CRAN serves source tarballs. When you install.packages("xml2"), R may:

  • Download a pre-built binary appropriate to your OS and R version (typical on Windows and macOS), or
  • Download the source and compile it locally (typical on Linux).

Compiling from source is where most “missing system library” failures come from. Two strategies to avoid them:

  1. Use binary R packages: on Linux, point R at the Posit Package Manager binary repository for your distribution. sysreqr::use_ppm() produces the .Rprofile lines for that.
  2. Install the right -dev packages first: sysreqr::setup_advice() and sysreqr::check_packages() will list them.

How sysreqr fits in

sysreqr does not run sudo, does not edit operating system files, and does not install anything.
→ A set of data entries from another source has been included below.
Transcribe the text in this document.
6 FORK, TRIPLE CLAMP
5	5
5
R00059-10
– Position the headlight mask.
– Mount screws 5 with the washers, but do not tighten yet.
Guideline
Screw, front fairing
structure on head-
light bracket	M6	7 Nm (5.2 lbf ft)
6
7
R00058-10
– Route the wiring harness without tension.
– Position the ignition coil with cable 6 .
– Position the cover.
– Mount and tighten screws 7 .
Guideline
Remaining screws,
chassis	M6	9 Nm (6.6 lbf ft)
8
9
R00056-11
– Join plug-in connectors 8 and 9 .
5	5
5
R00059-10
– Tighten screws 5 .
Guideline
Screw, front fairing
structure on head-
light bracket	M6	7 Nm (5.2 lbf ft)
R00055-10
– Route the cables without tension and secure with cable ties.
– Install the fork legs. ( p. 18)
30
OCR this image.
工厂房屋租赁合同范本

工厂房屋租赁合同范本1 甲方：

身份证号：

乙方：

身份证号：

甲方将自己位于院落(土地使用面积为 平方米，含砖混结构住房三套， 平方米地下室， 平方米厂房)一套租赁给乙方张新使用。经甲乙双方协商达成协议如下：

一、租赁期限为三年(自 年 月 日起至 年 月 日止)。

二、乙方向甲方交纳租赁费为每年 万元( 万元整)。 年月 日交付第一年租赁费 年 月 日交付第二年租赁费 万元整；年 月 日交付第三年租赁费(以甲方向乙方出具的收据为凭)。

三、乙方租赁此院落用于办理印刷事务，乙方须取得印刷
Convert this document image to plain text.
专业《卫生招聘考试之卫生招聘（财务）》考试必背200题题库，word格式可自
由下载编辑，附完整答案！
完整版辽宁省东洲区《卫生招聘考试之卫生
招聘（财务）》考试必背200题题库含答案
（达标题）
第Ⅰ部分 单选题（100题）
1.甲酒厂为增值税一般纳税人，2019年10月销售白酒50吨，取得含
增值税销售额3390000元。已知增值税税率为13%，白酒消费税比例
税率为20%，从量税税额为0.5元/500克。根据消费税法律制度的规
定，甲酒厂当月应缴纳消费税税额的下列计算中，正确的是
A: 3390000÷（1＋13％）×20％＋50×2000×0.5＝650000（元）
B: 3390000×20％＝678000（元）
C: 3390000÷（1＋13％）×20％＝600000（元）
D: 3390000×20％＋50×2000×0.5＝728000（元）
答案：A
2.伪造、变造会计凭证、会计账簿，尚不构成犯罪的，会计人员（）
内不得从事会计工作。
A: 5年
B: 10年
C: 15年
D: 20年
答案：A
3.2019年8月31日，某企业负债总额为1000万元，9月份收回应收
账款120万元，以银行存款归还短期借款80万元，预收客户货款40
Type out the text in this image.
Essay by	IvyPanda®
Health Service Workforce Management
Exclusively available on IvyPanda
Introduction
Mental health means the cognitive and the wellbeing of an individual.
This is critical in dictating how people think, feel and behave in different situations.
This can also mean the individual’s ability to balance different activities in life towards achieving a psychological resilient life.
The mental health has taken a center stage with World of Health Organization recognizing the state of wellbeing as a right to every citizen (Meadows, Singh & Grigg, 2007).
It:

  • detects your platform,
  • tells you what system packages you (or your administrator) need to install,
  • prints an exact command for your distribution,
  • writes that command to a reviewable script when you ask it to,
  • generates Dockerfile or GitHub Actions snippets when you want to automate.

You stay in control.

Common gotchas

  • Forgetting apt-get update. On Debian-derived systems, the package list is cached. After a fresh container start, or after the cache expires, apt-get install will fail until you refresh.
  • Slim Docker images. Images like rocker/r-ver use --no-install-recommends to keep the image small. The Dockerfile snippet emitted by sysreqr::dockerfile() follows the same pattern.
  • pkg-config not installed. Many R packages assume it is present. setup_advice() adds it to the build-tools step.
  • Mixing R sources. Installing R from the distribution repository and from the R Project repository at the same time can lead to two different R installations with two different libraries. Pick one.
  • Inside a container, the host’s package manager is irrelevant. If you are building a Docker image from rocker/r-ver:4.4, the container is Debian-based, even if your laptop runs Fedora. Always specify the platform argument to sysreqr functions when working inside a container.

Glossary

  • Codename: a memorable name for a distribution version, e.g. noble for Ubuntu 24.04.
  • LTS: long-term support. Ubuntu LTS releases (22.04, 24.04, 26.04, …) get five years of free updates.
  • CRAN: the Comprehensive R Archive Network, where R packages come from.
  • Repository (apt): a server with .deb packages.
  • Repository (dnf): a server with .rpm packages.
  • Repository (R): a server with R package tarballs.
  • -dev / -devel: package suffix for development headers.
  • pkg-config: a helper used during builds to locate system libraries.
  • sudo: command that runs one command as root.